Mike Leavitt, a health and humanitarian secretary in the George W. Bush administration, said the fight against the virus is shaping up to be an “extremely local fight,” and communities may adjust as the crisis unfolds periodically.
“Each jurisdiction may not come to the same conclusion – because each jurisdiction may have different situations around shopping and business reopening,” Leavitt said in an email.
In the recent past, the government has also put a dollar on American life in the wake of man-made disasters, including the September 11 attacks and BP’s 2010 oil spill in the Gulf of Mexico, which killed 11 and devastated the regional economy, to compensate the victims.
Kenneth Feinberg, who administered the victims’ funds stemming from these events, said the formula used in the nation’s courts was a simple entity: what would the victim have earned during their life at work but for the tragedy that took their lives? In addition, there was some extra compensation for pain and suffering and emotional distress, he said.
“It’s a pretty straightforward calculation,” Feinberg said.
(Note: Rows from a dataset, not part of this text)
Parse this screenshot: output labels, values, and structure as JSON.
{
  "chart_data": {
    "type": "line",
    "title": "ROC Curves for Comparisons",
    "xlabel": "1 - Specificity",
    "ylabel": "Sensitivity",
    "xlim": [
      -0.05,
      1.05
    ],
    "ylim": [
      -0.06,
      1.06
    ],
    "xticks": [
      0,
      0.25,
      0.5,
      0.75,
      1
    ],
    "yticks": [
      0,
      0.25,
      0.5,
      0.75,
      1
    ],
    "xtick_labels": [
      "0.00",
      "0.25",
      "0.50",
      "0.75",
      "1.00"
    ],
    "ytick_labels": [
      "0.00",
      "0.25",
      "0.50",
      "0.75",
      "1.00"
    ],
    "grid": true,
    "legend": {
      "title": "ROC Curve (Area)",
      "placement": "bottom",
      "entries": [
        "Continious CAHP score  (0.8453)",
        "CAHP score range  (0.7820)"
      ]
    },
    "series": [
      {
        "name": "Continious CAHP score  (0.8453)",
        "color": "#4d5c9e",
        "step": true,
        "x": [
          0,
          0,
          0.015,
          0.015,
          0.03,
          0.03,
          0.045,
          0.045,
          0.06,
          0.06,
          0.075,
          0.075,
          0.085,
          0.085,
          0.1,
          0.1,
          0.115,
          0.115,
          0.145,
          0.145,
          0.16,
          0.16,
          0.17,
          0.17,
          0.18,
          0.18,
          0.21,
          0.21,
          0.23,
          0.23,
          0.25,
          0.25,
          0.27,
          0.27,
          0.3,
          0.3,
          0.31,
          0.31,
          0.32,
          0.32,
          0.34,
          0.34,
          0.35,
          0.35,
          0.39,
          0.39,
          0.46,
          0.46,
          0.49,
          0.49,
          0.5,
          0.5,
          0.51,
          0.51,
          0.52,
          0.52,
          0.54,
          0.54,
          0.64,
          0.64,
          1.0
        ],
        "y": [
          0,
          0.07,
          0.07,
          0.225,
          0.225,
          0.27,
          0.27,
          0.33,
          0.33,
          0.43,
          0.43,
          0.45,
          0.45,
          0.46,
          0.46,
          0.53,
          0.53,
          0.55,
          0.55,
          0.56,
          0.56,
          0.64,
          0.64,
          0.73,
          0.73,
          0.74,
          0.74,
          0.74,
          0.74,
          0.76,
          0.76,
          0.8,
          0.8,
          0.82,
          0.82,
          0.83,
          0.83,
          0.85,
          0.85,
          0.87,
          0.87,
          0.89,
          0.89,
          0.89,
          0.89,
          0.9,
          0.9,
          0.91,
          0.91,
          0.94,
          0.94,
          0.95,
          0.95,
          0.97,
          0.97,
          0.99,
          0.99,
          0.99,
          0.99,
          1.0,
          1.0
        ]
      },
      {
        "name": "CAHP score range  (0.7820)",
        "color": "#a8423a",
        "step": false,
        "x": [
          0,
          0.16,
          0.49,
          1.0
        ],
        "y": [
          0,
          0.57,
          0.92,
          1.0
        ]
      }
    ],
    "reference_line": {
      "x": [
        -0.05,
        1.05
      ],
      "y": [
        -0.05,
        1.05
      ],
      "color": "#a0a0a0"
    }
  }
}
But when it comes to the current pandemic, Feinberg said the impact calculation is not that simple.
“When someone says, ‘You know that the risk of the virus is not as great as the risk of everyone through a deteriorating economy,’ it’s a choice that everyone has to make,” Feinberg said.
In the case of the coronavirus crisis, some economists and policy experts say the pandemic continues to present to many unknowns to use the kind of cold-calculated, cost-benefit analysis that has been used to evaluate the impact of policies such as the federal highway and air quality rules.
“It does not help save the economy if a huge number of people have died or become ill and their lives are changed forever,” said Lisa Heinzerling, who struggled with the regulatory impact on the economy as head of the EPA’s policy office at the beginning of Obama administration.
Northwestern University economists Martin Eichenbaum and Sergio Rebelo and German economist Mathias Trabandt said in a working paper published this week that optimal containment efforts would lead to deeper economic damage and that the recession in the United States was inevitable. But economists also expected that maintaining social distance work within the U.S.
Going back from efforts to preserve human life in the midst of an event of this scale can also have a huge impact on the confidence of institutions for generations to come, said David Ropeik, a former risk communication instructor at Harvard School of Public Health,
“The benefit of a complete fight against a virus includes reassuring the public that the government is on their side. When fighting that battle, it is reasonable to question whether the government we have set up to protect ourselves from things like this crisis will do, “said Ropeik, author of the book” How Risky Is It Really? ? ”
“The loss of it to protect the economy undermines this belief. How can you price it? ” he asked.
For most people, the new coronavirus causes mild or moderate symptoms, such as fever and cough, that clear up for two to three weeks. For some, especially older adults and people with pre-existing health problems, it can cause more serious illness, including pneumonia and death. The vast majority of people recover.